Dans son rapport d'enquête sur le Rwanda, la rapporteuse spéciale des Nations Unies chargée de la violence faite aux femmes fait remarquer la propagande haineuse dirigée contre les femmes tutsies, durant la période qui a précédé le génocide de 1994: "Le stéréotype sexuel représentant les femmes tutsies comme des espionnes séductrices est omniprésent dans la littérature militante hutue [Y]. Cette propagande a rempli sa fonction au moment des tueries et des viols collectifs. De nombreuses femmes tutsies ont été violées et humiliées et se sont vu reprocher d'être trop fières et arrogantes. Les auteurs du génocide doivent être tenus responsables de l'immense haine attisée contre les femmes tutsies qui a rendu possibles les actes de violence sexuelle les plus inhumains".
Au cours de ses sessions de 1994, 1995 et 1996, la Commission des droits de l'Homme s'est déclarée profondément préoccupée par les viols et sévices dont les femmes ont été victimes dans l'ex-Yougoslavie. Dans sa résolution 1996/71 du 23 avril 1996, la Commission a exprimé "son indignation devant le fait que la pratique abominable délibérée et systématique du viol a servi d'arme de guerre en République de Bosnie-Herzégovine, constaté que, dans ces circonstances, le viol constituait un crime de guerre et demandé que les victimes soient protégées et soignées, que les besoins particuliers des victimes de violences sexuelles soient respectés lors des enquêtes ouvertes sur les violations qui auraient été commises et des poursuites engagées à ce sujet, et que les coupables soient punis".
Les coalitions internationales de femmes
Au vu des paragraphes précédents, il nous faut souligner le soutien considérable apporté aux femmes par plusieurs agences humanitaires et associations de défense des droits de la personne. Le travail des coalitions de femmes a consisté à agir de concert avec toutes ces associations, mais aussi à infiltrer les grandes instances décisionnelles de l'ONU et d'autres regroupements régionaux. C'est à cette stratégie que nous devons aujourd'hui des progrès notoires du droit international en ce qui a trait aux crimes sexuels commis sur les femmes en situation de conflit armé, même si leur application est loin d'être gagnée.
Répondre aux défis imposés par la répression du viol en conflit armé a d'abord nécessité une relecture de la définition que les principaux outils juridiques régissant le droit humanitaire international lui conféraient: les quatre conventions de Genève ainsi que les deux protocoles additionnels. Voici, en résumé, les trois principales démarches impliquées.
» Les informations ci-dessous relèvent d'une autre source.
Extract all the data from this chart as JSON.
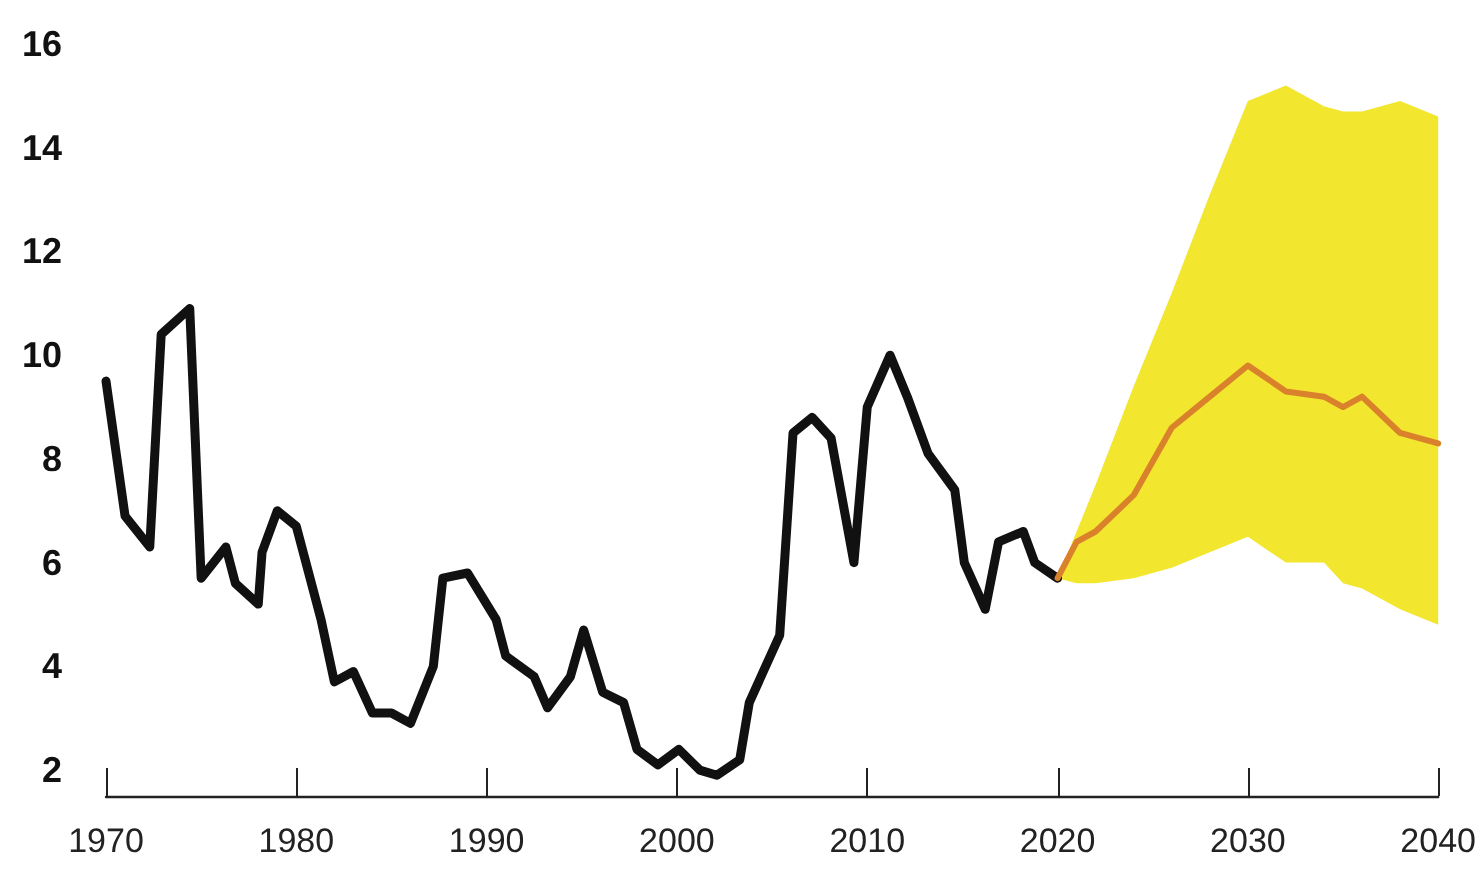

1) Redéfinir le viol sous l'angle des séquelles physiques et psychologiques. Le droit humanitaire international ne peut constituer une garantie juridique pour les femmes victimes de viol systématique et massif, perpétré dans un cadre de guerre civile, car il s'appuie sur les quatre conventions de Genève ainsi que sur les deux protocoles additionnels. Seul le second protocole s'applique à une guerre dite "civile". Les autres ne s'appliquent qu'à un conflit dit "international". Cet appui est très fragile. D'un autre côté, réduisant le viol à une atteinte à la pudeur et à l'honneur, ces instruments ne traduisent pas le crime de viol comme pouvant également être une volonté délibérée de détruire physiquement et psychologiquement la victime ou son groupe ethnique.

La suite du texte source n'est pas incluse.